Drift back to the here and now on the smoke patio and wonder how long I’ve been sitting alone in the dark. How did you lose your mind. Gradually then all at once. But time is not just a direction or construct. Time is elemental. Time is how we navigate our minds. Time exists in memory as a series of loops and locked rooms and local pockets of complexity. How much time we spend in those locked rooms is subject to operator discretion and further aggravated by drugs and trauma. But how much control does any of us have over these unseen zero mass dark energy bits and bobs, these shards of light, these zero mass neutrinos and god particles that form our conscious thoughts and memories, our subconscious cutscenes and menu screens.

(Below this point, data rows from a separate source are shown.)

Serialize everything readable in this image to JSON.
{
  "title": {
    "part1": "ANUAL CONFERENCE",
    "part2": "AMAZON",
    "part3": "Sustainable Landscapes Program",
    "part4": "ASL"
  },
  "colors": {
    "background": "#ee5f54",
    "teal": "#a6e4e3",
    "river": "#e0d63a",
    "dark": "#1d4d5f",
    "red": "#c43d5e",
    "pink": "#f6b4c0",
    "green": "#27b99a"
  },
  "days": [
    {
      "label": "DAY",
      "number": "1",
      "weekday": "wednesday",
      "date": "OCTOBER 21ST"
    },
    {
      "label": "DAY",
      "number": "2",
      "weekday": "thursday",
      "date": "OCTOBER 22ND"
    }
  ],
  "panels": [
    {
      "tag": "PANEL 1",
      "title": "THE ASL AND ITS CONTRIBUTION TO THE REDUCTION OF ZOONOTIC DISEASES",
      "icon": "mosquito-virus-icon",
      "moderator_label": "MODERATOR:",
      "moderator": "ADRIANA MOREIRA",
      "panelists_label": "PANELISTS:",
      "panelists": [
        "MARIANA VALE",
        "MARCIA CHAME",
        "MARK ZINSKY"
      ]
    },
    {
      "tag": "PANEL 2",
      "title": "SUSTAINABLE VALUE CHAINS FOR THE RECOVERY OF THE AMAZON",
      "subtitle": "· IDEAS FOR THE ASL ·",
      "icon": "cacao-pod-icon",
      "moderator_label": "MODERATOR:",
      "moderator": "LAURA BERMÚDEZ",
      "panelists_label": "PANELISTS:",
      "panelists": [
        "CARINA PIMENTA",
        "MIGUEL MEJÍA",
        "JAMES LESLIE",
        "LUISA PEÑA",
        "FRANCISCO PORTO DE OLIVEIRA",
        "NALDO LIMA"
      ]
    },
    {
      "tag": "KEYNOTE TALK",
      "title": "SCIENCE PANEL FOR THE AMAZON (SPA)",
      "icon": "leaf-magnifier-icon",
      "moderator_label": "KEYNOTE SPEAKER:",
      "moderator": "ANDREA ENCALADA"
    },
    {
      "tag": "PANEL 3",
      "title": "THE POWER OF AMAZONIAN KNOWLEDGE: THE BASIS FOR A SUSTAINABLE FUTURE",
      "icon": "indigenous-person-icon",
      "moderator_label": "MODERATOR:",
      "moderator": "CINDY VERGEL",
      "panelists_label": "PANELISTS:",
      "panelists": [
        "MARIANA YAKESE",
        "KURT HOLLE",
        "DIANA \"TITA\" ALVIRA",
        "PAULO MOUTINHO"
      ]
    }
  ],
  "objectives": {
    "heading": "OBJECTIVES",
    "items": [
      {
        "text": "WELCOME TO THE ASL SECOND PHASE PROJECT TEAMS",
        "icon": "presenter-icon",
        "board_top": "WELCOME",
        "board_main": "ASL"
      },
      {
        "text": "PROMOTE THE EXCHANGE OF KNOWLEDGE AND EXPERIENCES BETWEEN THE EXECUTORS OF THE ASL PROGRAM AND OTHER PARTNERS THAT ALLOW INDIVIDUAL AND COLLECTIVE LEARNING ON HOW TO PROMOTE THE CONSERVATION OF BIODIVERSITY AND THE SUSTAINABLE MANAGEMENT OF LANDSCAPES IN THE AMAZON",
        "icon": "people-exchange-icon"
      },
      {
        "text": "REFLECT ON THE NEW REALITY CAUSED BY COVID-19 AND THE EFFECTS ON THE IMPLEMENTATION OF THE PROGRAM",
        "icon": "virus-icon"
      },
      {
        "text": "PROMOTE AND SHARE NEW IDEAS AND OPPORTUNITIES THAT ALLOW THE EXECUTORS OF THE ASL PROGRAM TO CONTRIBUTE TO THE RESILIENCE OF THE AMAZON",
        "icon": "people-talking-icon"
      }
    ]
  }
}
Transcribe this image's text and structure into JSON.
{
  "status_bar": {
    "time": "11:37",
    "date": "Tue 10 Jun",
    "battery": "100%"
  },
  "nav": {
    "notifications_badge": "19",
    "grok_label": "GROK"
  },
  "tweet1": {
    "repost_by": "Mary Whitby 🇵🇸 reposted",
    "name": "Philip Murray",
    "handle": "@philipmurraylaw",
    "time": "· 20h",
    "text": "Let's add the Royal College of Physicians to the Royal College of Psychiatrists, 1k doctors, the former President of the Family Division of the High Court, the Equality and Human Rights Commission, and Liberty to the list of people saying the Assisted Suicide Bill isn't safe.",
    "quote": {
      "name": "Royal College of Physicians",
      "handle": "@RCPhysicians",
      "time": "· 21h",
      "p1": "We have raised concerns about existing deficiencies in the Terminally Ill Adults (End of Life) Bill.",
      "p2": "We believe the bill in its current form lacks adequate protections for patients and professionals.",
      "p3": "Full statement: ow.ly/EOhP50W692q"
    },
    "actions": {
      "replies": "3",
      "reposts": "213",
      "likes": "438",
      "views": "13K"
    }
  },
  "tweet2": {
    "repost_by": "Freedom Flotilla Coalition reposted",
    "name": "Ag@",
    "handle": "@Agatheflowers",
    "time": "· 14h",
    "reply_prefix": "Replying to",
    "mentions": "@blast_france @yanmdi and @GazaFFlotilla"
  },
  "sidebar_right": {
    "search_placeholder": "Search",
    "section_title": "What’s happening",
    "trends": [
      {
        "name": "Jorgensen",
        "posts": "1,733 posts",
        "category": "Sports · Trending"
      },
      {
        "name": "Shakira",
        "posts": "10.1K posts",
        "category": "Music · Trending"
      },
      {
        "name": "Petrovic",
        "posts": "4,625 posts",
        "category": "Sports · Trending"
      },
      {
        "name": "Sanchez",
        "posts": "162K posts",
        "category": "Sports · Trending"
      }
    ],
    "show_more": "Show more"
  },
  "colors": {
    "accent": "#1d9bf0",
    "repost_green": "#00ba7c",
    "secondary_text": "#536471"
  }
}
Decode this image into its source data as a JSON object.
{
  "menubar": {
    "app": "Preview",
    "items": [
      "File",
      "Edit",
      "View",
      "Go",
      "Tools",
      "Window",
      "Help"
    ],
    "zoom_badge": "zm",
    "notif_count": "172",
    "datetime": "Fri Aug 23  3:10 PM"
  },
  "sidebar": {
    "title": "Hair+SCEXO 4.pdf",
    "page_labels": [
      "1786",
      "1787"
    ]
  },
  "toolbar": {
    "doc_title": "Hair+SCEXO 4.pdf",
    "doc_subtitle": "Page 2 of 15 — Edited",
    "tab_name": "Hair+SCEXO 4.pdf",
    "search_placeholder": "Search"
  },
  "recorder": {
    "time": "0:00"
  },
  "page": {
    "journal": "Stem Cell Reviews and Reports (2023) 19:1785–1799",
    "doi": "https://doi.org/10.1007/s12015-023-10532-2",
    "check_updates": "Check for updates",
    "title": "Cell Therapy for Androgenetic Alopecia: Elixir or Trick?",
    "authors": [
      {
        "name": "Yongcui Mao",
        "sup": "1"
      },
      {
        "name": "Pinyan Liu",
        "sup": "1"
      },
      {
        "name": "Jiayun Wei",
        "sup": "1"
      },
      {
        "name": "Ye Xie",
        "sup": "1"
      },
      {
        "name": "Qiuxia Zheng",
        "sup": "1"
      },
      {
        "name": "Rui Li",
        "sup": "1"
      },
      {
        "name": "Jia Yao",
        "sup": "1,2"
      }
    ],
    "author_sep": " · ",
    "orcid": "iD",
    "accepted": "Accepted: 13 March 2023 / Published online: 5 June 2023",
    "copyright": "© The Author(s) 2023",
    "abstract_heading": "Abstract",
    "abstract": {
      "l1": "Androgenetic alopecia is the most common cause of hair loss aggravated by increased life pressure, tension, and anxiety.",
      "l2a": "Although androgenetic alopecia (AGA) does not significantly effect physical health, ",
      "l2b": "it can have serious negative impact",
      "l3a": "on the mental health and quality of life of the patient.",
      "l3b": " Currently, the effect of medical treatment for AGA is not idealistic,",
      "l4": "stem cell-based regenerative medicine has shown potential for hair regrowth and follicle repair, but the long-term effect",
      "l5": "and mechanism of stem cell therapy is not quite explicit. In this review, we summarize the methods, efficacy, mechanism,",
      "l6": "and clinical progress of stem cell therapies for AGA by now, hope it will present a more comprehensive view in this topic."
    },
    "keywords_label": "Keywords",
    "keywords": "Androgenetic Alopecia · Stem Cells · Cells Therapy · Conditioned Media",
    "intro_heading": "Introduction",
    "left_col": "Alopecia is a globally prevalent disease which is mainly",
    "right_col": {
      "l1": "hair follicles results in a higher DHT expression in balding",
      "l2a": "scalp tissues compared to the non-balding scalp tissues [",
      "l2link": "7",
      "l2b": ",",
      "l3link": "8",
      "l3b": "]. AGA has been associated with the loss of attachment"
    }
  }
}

Those straylight shards keep on keeping on with or without our voluntary involvement. The brain freebases dopamine and serotonin, adrenaline and our own internal DMT source code to merrily construct the three and four dimensional worlds of our dreams and our memories whether we’re conscious of it happening or not. The laws of thermodynamics are all about ever increasing entropy and disorder. Meanwhile the external algorithm spoonfeeds each of us our own personally tailored reality stream and even the most well-adjusted normies and mentally fit among us live and die closer to the edge than they realize and ultimately we are all adrift, alone in our own internal westworld dreamscape funzone habitat where free will is the final illusion. If there is no spoon how the fuck does it bend.
*postscript. I lived in California for a dozen years before migrating back to TN and sometimes I explored my dark side. To put it mildly. And I took comfort in the knowledge that it was harder to be committed involuntarily out there. But now when I lay my head down at night I’m aware that between the various hospital psych wards, drug rehabs, and jailhouse psych pods, the city of Memphis has maybe a thousand involuntary commitment beds that are occupied every night. A thousand patients who might otherwise be wandering the streets contemplating our extraordinarily relaxed gun laws.
This deserves a wide audience, a very wide audience. We need to know how broken and complex the system has become. How impossible for those most in need to access the help they need.
A mantra of mine from long ago: "My perception is my reality. Your perception is your reality. The sum total of all perceptions doesn't add up to Reality." But I wonder if it doesn't lead to an infinite regress., beginning with: "My perception of my perception . . ." and so on. Turtles all the way down.